2. The system L in the figure below is known to be linear. When the inputs to the system are x1[n], x2[n], x3[n], the response is y1[n], y2[n], y3[n] respectively.
   1. Could the system L be shift-invariant? Explain.
   2. If the input x[n] to the system is δ[n], what is the system response?
   
   
   

    

3. Create a vector of length 24 containing an impulse at location 5, a step edge at location 12, and a unit-slope ramp starting from location 18. Convolve this signal with the "two-point averager": [0.5, 0.5], and the "two-point differencer": [0.5,-0.5]. How does the differencer respond to the various features?
4. Show that the two convolution results computed above may be added together to reconstruct the original signal. Would this be true for an arbitrary input signal? Why or why not?

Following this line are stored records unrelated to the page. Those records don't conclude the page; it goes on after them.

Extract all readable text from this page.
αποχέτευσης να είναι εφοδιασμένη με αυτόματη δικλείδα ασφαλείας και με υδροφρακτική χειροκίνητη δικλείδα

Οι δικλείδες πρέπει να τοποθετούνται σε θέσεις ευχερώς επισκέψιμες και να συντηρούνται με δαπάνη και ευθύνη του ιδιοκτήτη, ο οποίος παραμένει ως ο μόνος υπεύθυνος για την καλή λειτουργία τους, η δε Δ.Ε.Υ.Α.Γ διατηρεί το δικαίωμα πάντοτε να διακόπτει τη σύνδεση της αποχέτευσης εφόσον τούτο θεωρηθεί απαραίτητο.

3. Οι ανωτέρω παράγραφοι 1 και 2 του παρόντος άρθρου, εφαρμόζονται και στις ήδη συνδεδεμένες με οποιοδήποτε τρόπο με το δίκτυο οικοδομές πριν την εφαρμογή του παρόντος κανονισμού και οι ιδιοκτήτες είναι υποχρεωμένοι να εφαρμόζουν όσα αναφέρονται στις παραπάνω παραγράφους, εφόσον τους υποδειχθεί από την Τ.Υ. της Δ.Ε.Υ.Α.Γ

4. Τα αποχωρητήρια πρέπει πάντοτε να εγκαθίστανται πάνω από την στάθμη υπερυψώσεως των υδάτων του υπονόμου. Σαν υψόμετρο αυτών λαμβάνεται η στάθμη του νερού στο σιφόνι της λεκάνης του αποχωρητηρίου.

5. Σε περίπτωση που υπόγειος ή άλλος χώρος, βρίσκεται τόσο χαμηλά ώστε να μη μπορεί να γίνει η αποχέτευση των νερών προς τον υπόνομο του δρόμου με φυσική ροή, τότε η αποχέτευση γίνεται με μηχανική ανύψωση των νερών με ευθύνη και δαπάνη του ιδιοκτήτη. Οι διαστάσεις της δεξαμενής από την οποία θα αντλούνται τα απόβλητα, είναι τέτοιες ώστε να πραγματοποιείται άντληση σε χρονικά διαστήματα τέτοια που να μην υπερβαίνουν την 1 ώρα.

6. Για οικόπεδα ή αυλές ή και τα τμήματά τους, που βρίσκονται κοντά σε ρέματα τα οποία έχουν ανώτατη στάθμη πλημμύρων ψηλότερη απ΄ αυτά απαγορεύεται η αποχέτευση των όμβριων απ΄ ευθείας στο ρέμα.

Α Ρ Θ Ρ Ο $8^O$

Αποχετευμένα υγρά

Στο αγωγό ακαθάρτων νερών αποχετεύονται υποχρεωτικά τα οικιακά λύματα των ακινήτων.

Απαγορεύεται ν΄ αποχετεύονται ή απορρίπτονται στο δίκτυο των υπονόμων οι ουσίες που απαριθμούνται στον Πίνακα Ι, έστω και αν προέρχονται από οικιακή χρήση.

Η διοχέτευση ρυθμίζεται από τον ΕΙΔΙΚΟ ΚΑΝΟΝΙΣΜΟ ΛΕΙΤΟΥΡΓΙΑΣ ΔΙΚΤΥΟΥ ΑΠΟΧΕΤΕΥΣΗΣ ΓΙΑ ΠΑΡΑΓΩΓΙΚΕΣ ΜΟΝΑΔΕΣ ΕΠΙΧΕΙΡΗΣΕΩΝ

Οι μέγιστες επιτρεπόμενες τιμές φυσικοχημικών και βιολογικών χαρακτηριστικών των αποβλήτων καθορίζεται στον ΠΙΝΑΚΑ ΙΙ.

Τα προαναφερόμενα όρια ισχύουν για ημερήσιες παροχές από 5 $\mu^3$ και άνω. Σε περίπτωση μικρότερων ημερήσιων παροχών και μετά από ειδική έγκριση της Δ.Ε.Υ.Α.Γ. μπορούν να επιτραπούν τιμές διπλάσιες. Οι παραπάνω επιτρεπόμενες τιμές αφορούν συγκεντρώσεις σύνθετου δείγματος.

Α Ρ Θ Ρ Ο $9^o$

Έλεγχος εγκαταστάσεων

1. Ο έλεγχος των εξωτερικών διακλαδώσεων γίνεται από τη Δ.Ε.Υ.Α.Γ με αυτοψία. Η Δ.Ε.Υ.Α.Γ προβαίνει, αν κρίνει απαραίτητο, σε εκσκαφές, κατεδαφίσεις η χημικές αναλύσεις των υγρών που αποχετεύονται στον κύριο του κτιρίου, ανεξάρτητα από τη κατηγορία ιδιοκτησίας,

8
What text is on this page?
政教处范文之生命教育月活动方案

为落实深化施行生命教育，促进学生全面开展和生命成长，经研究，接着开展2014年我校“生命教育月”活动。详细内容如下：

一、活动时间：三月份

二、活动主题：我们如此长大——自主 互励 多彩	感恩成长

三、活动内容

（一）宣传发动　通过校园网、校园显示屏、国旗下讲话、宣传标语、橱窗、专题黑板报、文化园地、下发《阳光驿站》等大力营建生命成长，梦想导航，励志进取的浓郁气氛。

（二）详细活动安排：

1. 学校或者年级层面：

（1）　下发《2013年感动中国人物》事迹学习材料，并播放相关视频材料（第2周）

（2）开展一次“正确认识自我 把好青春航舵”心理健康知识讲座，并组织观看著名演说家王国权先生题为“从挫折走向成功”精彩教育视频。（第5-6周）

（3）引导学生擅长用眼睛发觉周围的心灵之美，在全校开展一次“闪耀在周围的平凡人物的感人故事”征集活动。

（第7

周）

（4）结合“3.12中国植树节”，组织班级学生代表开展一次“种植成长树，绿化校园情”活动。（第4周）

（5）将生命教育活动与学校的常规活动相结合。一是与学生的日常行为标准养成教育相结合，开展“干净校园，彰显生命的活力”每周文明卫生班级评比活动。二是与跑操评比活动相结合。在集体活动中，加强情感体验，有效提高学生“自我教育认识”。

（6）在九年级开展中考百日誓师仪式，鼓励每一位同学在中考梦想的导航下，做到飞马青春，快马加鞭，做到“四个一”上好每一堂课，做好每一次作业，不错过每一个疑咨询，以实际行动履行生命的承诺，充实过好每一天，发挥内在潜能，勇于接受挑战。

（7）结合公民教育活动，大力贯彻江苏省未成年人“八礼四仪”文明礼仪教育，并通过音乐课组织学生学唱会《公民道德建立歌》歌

5. Write an MATLAB function mksine to construct a vector of samples of a sine function. The function should take arguments size, period, amplitude, and phase (where size is the length of the vector, and period is the length of the period in samples). The phase should be measured from the first sample (that is, the first sample is at the origin). Plot a couple of examples to check that your code is working.
6. Compute the convolution of each of two 24-sample sinusoids of period 24 and period 4 with the two filters described above (the "two-point averager" and the "two-point differencer". Note the amplitude of the results. What can we conclude about the "decomposition" accomplished by these convolutions?
7. Construct a matrix that will represent the action of a shift-invariant linear system (the non-zero elements of) whose impulse response is [1 2 3]', on an arbitrary seven-element input vector. (Hint: the input vector will have the dimensions 7x1; the matrix will thus have to have the dimensions Nx7, where 'N' is chosen so that the result will have the right size for the consequences of convolving a seven-element vector (the input) with a three-element vector (the impulse response).
8. Write a MATLAB function that will imitate the basic behavior of the built-in function conv(a,b), but will accomplish it by constructing a matrix M out of 'b' and then multiplying 'a' by M. How does 'b' appear in the rows and columns of M?